Yeah, I came here to say this. Scars can be really hot, honestly, especially when worn with pride. Life bangs you up a little, or at least it should. You have absolutely nothing to be self-conscious about, and I can tell you that without even seeing you.
posted by Lutoslawski at 12:42 PM on May 26, 2010

posted by Cuppatea at 12:48 PM on May 26, 2010

nthing scars are hot.
posted by xammerboy at 1:01 PM on May 26, 2010

I once had a coworker confide to me that she was horribly self-conscious about the scar on her face from a scooter accident a few years previously. I'd never noticed that she had a scar.

My boyfriend wears a prosthetic eye and is self-conscious about it but although I've known him for ten years, dated him for three, and lived with him for seven months now, I still find myself occasionally gazing soulfully into his prosthetic under the impression that I'm looking into his other eye. (Which he finds funny, luckily!)

So, yeah, like everyone is saying, chances are that nobody's really noticing your scars. And put me into the camp that says scars are intriguing and sometimes quite sexy - they tell a story, and sometimes they're a badge of honor or commemoration of survival. (If they bother the person who has them because they're associated with bad memories, then that's another matter, of course.)
posted by telophase at 1:19 PM on May 26, 2010 [1 favorite]
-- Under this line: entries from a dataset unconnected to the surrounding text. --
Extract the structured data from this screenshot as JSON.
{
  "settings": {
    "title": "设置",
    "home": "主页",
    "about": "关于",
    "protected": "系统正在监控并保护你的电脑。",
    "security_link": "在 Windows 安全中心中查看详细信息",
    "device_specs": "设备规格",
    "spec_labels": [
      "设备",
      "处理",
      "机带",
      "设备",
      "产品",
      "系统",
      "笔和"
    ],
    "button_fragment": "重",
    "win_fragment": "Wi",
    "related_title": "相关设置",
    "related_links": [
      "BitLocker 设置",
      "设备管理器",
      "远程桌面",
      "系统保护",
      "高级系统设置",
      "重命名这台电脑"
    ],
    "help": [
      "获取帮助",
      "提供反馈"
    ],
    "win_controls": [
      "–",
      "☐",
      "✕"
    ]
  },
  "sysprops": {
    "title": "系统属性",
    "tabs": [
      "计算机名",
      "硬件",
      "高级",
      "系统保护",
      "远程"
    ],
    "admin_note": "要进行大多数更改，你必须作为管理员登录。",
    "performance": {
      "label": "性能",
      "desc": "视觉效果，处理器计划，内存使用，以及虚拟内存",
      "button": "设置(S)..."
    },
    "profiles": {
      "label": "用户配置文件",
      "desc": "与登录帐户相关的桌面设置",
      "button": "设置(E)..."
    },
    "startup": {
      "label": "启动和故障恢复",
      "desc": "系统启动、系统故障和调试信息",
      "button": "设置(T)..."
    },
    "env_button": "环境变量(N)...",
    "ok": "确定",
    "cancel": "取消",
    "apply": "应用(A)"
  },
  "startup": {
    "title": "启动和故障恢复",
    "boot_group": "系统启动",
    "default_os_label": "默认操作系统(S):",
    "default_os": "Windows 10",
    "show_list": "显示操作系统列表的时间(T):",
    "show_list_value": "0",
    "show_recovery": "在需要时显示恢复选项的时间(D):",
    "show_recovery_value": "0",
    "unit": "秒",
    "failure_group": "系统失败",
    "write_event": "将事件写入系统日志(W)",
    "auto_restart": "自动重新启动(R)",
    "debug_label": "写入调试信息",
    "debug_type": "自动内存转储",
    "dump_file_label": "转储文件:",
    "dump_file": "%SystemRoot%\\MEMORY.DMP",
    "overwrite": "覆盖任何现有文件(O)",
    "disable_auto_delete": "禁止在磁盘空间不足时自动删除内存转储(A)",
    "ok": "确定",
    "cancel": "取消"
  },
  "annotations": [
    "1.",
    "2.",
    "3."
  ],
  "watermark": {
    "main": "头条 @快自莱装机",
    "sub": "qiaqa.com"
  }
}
I don't have any facial scars, but I do have a 1" long scar on my right index finger, and a 4 1/2" scar on my ribs.
The finger scar I've had since my brother nearly cut my finger off when I was two (make sure your folding stroller is fully locked before inserting baby!). Now, a difference here is that I can't remember ever being without it, so it doesn't bother me. But it's in a relatively prominent spot. I can't look at my hand and not see it. However, in my whole entire life, only one person has ever noticed it without prompting. Scars which are very noticeable to the bearer are very often not at all noticeable to others.
The scar on my ribs, however is quite noticeable if I take my shirt off. It's long, jagged, and the skin is a little puckered around it. When I was a teenager I worried some about dating and boys and this big scar, which wouldn't be apparent until I took my shirt off and then, hey! Surprise! Your girlfriend looks like she was in a knife fight! I had many of the same worries you have expressed. Would it be a turn off? Would guys be repulsed? It was something I was pretty scared of, because, really, teenage guys are not known for their graceful reactions to surprises.
All of this worry was needless. The most I've ever gotten is "Woah. Um, what happened?" Dudes just do not care. As far as I can tell, the only people who are interested at all are doctors, who find it confusingly positioned.
So, yeah. I'm not sure this will be helpful, given that my scars are not facial, but I hope it helps you. Your concern is completely understandable, but probably misplaced. Carry yourself with confidence, even if you don't feel it inside. People will almost certainly not notice the scars if you don't bring their attention to them.
posted by Adridne at 1:23 PM on May 26, 2010

What I really need is to learn to say fuck it and get over it.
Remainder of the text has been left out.